The following code shows a way to do this.

In [None]:
model = RegressionNetwork()

loss_fn = nn.MSELoss()
optimizer = torch.optim.AdamW(model.parameters(), lr=0.005)

best_model = copy.deepcopy(model)
best_loss = np.inf
best_epoch = None

epochs = 2000
for epoch in range(epochs):
    loss, valid_loss = train_step_with_validation(
        time, score, time_valid, score_valid, model, loss_fn, optimizer
    )
    # We keep track of the model with the best results on the validation dataset
    if valid_loss < best_loss:
        # Store best model
        best_model = copy.deepcopy(model)
        # Keep track of best validation loss
        best_loss = valid_loss
        # Keep track of epoch for best validation loss
        best_epoch = epoch
    if (epoch + 1) % 200 == 0:
        print(f"{epoch + 1:5}. loss: {loss:5.3f}, valid_loss: {valid_loss:5.3f}")

print(f"\nBest validation loss: {best_loss:.3f}, reached at epoch {best_epoch}")

If we plot the predicted values of our “best” model, we can see that it
didn’t adjust to the outliers in our train dataset.

In [None]:
best_score_pred = best_model(time)
cooking.scatter_plot_pred(time, score, best_score_pred)
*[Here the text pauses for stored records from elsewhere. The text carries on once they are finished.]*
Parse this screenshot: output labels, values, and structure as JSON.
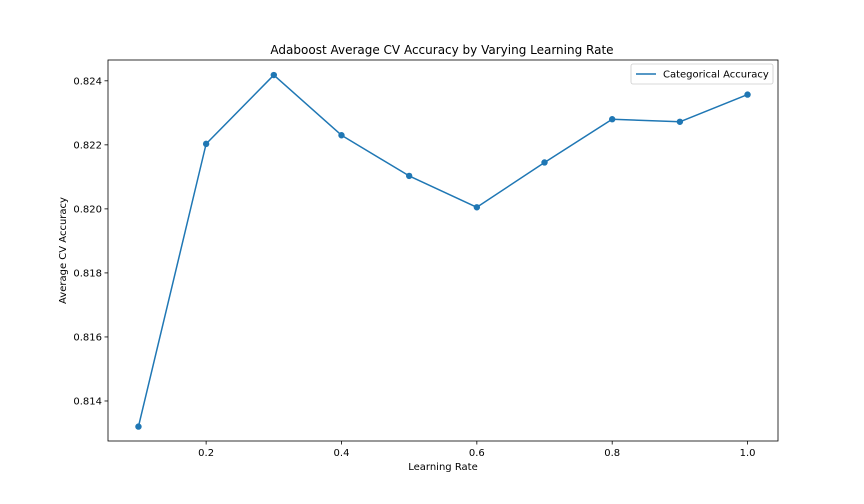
{
  "chart_data": {
    "type": "line",
    "title": "Adaboost Average CV Accuracy by Varying Learning Rate",
    "xlabel": "Learning Rate",
    "ylabel": "Average CV Accuracy",
    "xlim": [
      0.055,
      1.045
    ],
    "ylim": [
      0.81275,
      0.82465
    ],
    "x_ticks": [
      0.2,
      0.4,
      0.6,
      0.8,
      1.0
    ],
    "x_tick_labels": [
      "0.2",
      "0.4",
      "0.6",
      "0.8",
      "1.0"
    ],
    "y_ticks": [
      0.814,
      0.816,
      0.818,
      0.82,
      0.822,
      0.824
    ],
    "y_tick_labels": [
      "0.814",
      "0.816",
      "0.818",
      "0.820",
      "0.822",
      "0.824"
    ],
    "grid": false,
    "legend_position": "top-right",
    "series": [
      {
        "name": "Categorical Accuracy",
        "color": "#1f77b4",
        "marker": "circle",
        "x": [
          0.1,
          0.2,
          0.3,
          0.4,
          0.5,
          0.6,
          0.7,
          0.8,
          0.9,
          1.0
        ],
        "values": [
          0.8132,
          0.82203,
          0.82418,
          0.8223,
          0.82103,
          0.82005,
          0.82145,
          0.8228,
          0.82272,
          0.82357
        ]
      }
    ]
  }
}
And if we plot the predicted values for the whole range of cooking
times, we can see that we are closer to the previously guessed parabolic
distribution.

In [None]:
cooking.line_plot(best_model)

## Test data

Using a validation dataset is good, but it is still possible that our
model will overfit on this validation data. How? Imagine we run the
training process a great number of times, to modify the network
architecture, to evaluate different optimizers, to modify the learning
rate, etc.

During each training process we will use our validation dataset to
assess the quality of our results. By doing so, we tend to adjust our
hyperparameters and network architecture to this validation dataset,
which can lead to a form of overfitting and degrade the model’s
generalization ability.

To prevent this, we can add a third dataset, which is called the *test*
dataset. These are the data that will be used to compute the final
quality of our results.

## Exercise

Generate a small test dataset of size 20, and compute the loss on this
test dataset on our best model computed previously.

So, as a recap, our training (labelled) data can be split into three
datasets:

-   the *train* dataset is used to train the model and adjust its
    parameters
-   the *validation* dataset is used to evaluate the loss at the end of
    each epoch and prevent overfitting by selecting the best model based
    on this validation loss
-   the *test* dataset is used at the end of all the model tuning and
    training processes to assess the final quality of its results based
    on data never seen beforehand

Ideally, the test dataset should be used once and only once. It is
sometimes difficult in practice, but in any case it should be used (and
seen by the model) as infrequently as possible.